Éco-conditionnalités limitées
Le PLFR 3 prévoit également le financement des plans de soutien sectoriels annoncés par le Gouvernement : 15 Md€ pour l'aéronautique, 8 Md€ pour l'automobile, mobilisation de 18 Md€ pour la filière tourisme ou encore de 700 M€ pour les startups et entreprises technologiques. Le RAC dénonce l'absence de réelles contreparties. Dans l'aérien, l'ONG pointe les faibles investissements dans les avions dits « zéro carbone » et les éco-conditionnalités limitées imposées à Air France, alors que des mesures ambitieuses de réduction du trafic aérien s'imposaient selon elle. Pour l'automobile, le réseau critique un soutien au déstockage de véhicules thermiques neufs en lieu et place d'une nécessaire réforme de la fiscalité automobile permettant d'accéder à d'autres solutions de mobilité.
« On continue à faire pleuvoir de l'argent public en mettant sur la table des plans de relance massifs en faveur d'industries climaticides, comme l'automobile et l'aérien, sans rien exiger de concret en retour pour faire baisser les émissions de gaz à effet de serre », résume Clément Sénéchal, porte-parole politiques climatiques de Greenpeace France.

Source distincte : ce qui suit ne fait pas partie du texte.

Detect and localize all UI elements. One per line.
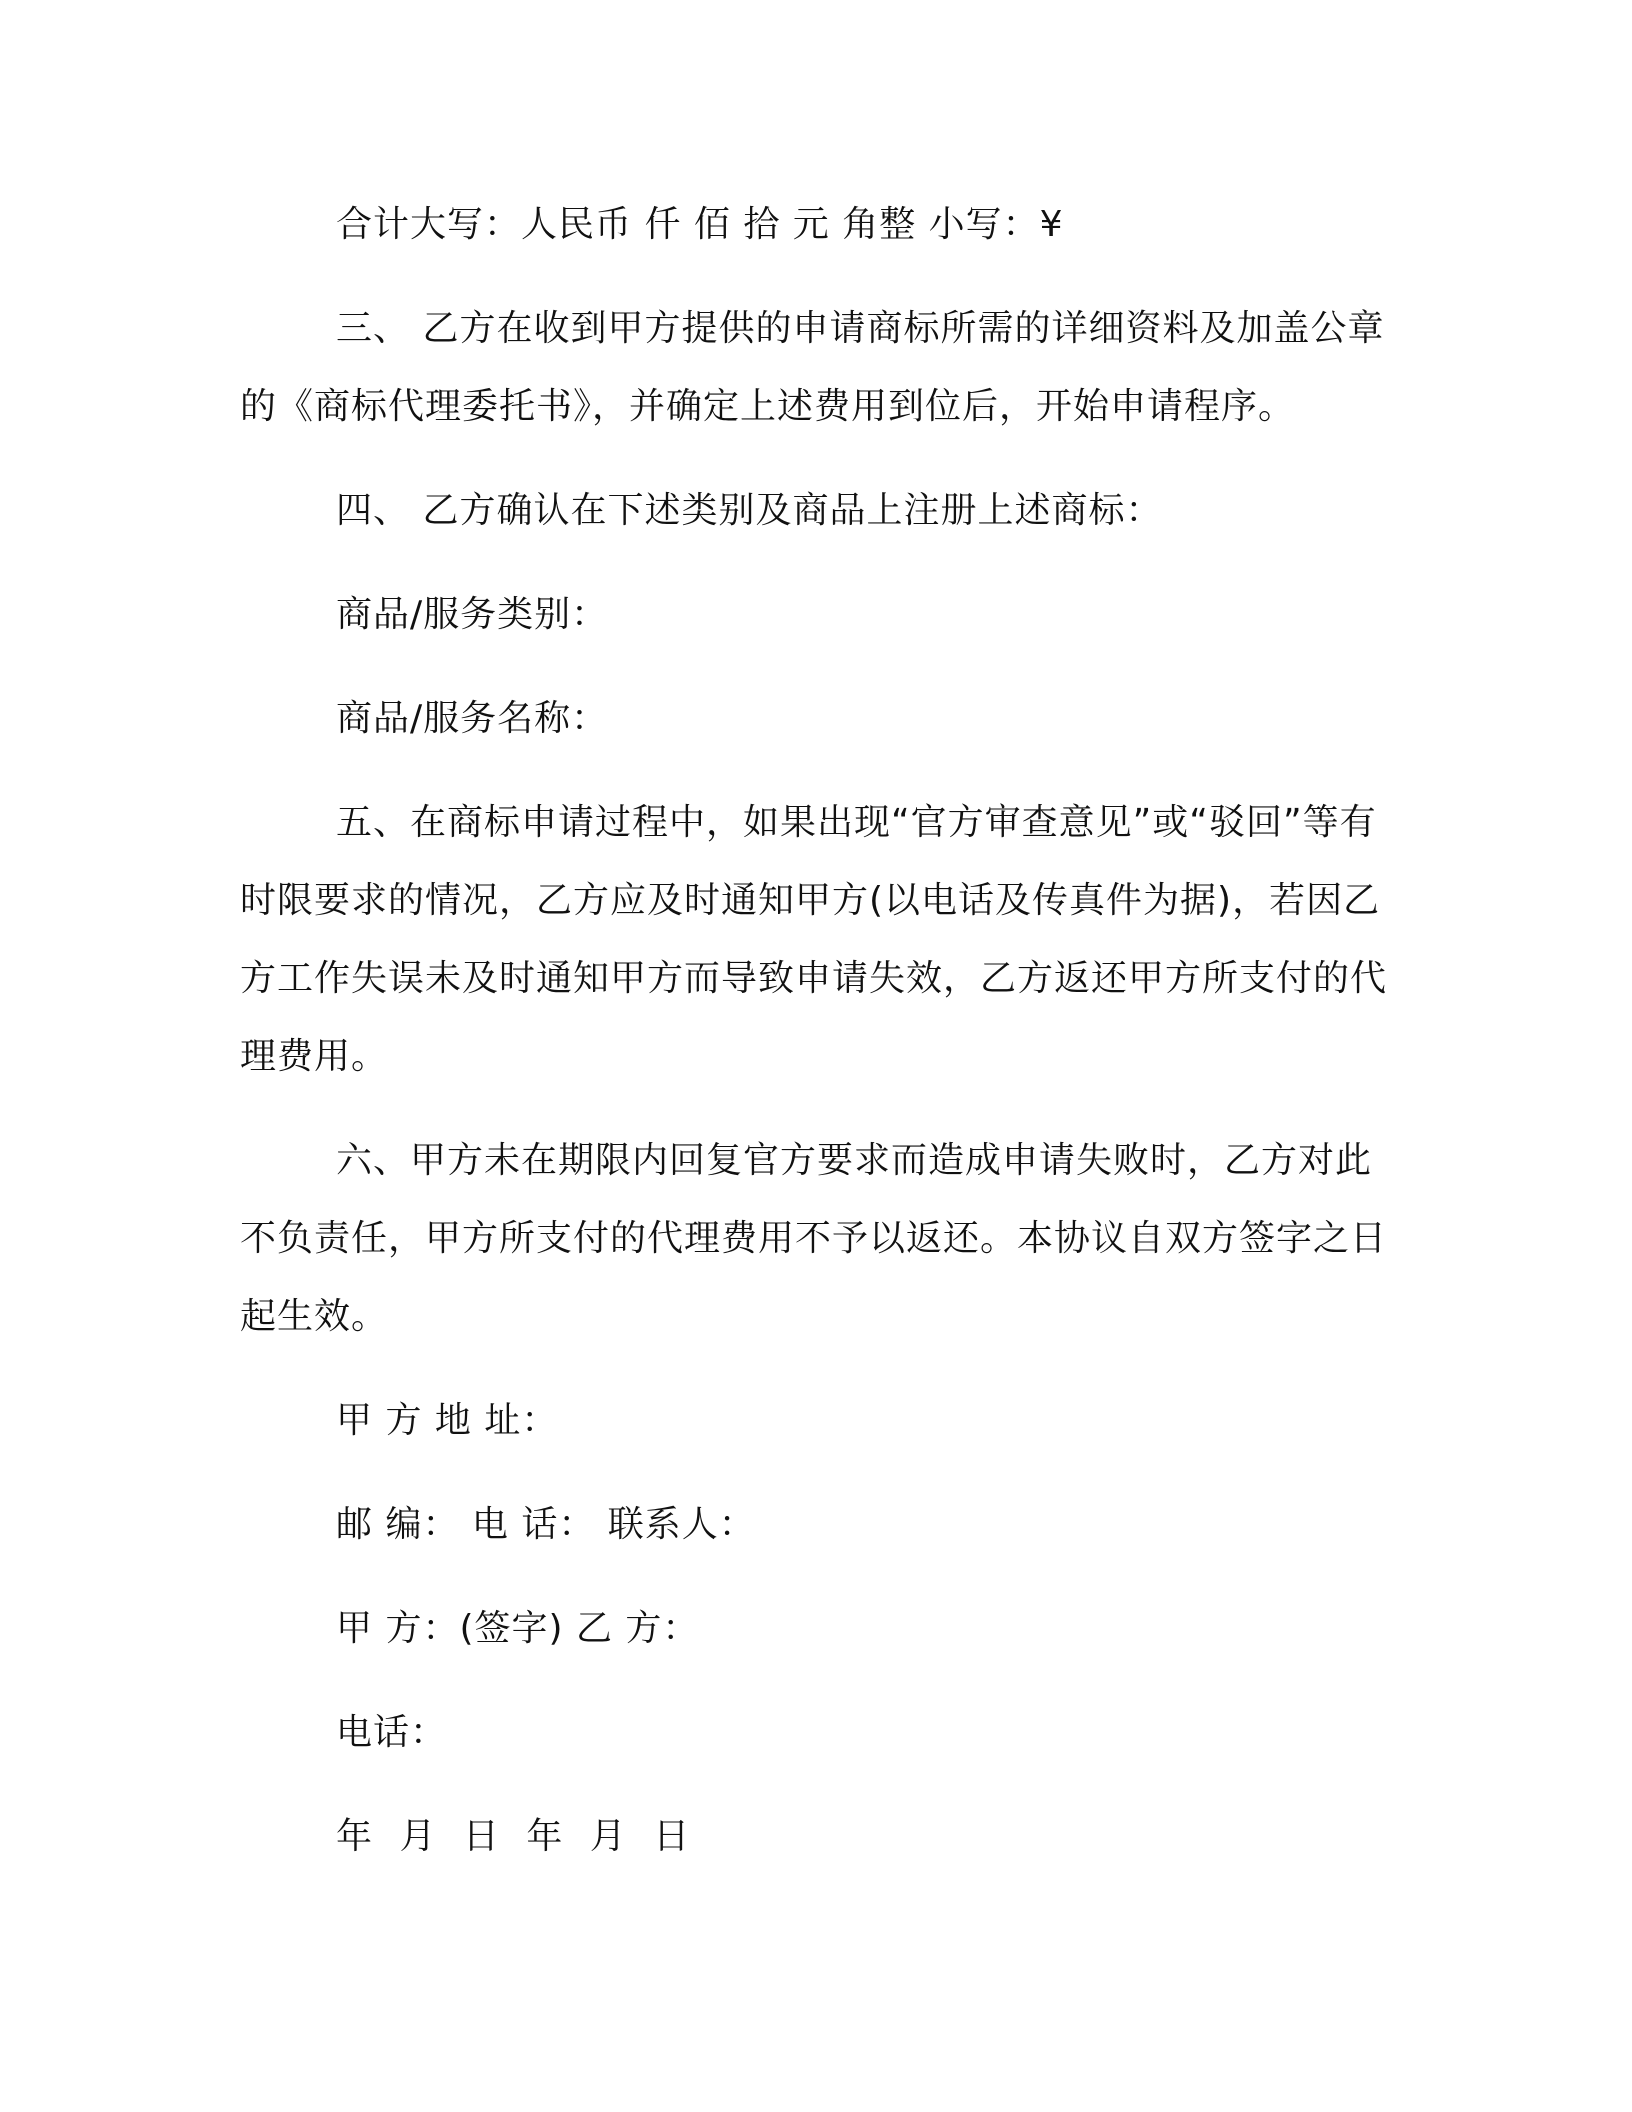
clause-four: 四、 乙方确认在下述类别及商品上注册上述商标： xyxy=(336,490,1163,531)
document-body xyxy=(240,186,1390,1902)
total-amount-line: 合计大写：人民币 仟 佰 拾 元 角整 小写：¥ xyxy=(336,204,1064,245)
clause-five: 五、在商标申请过程中，如果出现“官方审查意见”或“驳回”等有时限要求的情况，乙方应及时通知甲方(以电话及传真件为据)，若因乙方工作失误未及时通知甲方而导致申请失效，乙方返还甲方所支付的代理费用。 xyxy=(240,802,1388,1077)
goods-category-line: 商品/服务类别： xyxy=(336,594,609,635)
phone-line: 电话： xyxy=(336,1712,448,1753)
signature-line: 甲 方：(签字) 乙 方： xyxy=(336,1608,700,1649)
clause-three: 三、 乙方在收到甲方提供的申请商标所需的详细资料及加盖公章的《商标代理委托书》，并确定上述费用到位后，开始申请程序。 xyxy=(240,308,1385,427)
postal-phone-contact-line: 邮 编： 电 话： 联系人： xyxy=(336,1504,756,1545)
clause-six: 六、甲方未在期限内回复官方要求而造成申请失败时，乙方对此不负责任，甲方所支付的代理费用不予以返还。本协议自双方签字之日起生效。 xyxy=(240,1140,1388,1337)
goods-name-line: 商品/服务名称： xyxy=(336,698,609,739)
party-a-address-line: 甲 方 地 址： xyxy=(336,1400,559,1441)
date-line: 年 月 日 年 月 日 xyxy=(336,1816,698,1857)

Flécher les investissements des collectivités
Le vaste plan de soutien du Gouvernement ne s'adresse pas qu'aux entreprises mais vise également les collectivités territoriales pour un montant de près de 4,5 Md€. Un milliard d'euros supplémentaires, à travers la dotation de soutien à l'investissement local (DSIL), est prévu pour les collectivités qui contribuent « à la résilience sanitaire, à la transition écologique ou à la rénovation du patrimoine public bâti et non bâti ».
Lancement de grands travaux écologiques
Le RAC relève aussi l'objectif du Gouvernement de viser la croissance de la vente de biens et de services pour augmenter l'assiette de la TVA. « Il est (…) incohérent de vouloir "décarboner l'économie" (…) pour lutter contre le changement climatique, tout en cherchant à augmenter la consommation de façon indiscriminée », pointe l'ONG.
« Nous comptons sur les parlementaires pour faire porter leur voix plus loin que celle des lobbies lors de la discussion à l'Assemblée nationale, et rendre ce texte compatible avec l'urgence climatique », lance Clément Sénéchal de Greenpeace France. Un appel qui devrait être bien accueilli par les députés du nouveau groupe Écologie Démocratie Solidarité (EDS) qui a présenté ses priorités pour le PLFR 3 dès le 9 juin. Parmi celles-ci figurent le lancement de grands travaux écologiques, la reprise de la dette des agriculteurs qui se convertissent au bio, le soutien au secteur ferroviaire, ou encore l'instauration d'une réelle éco-conditionnalité des aides aux secteurs aéronautique et automobile.
Reste à voir si leurs collègues députés seront sur la même longueur d'onde lors de la discussion qui va s'ouvrir le 23 juin en commission, puis la semaine suivante en séance publique.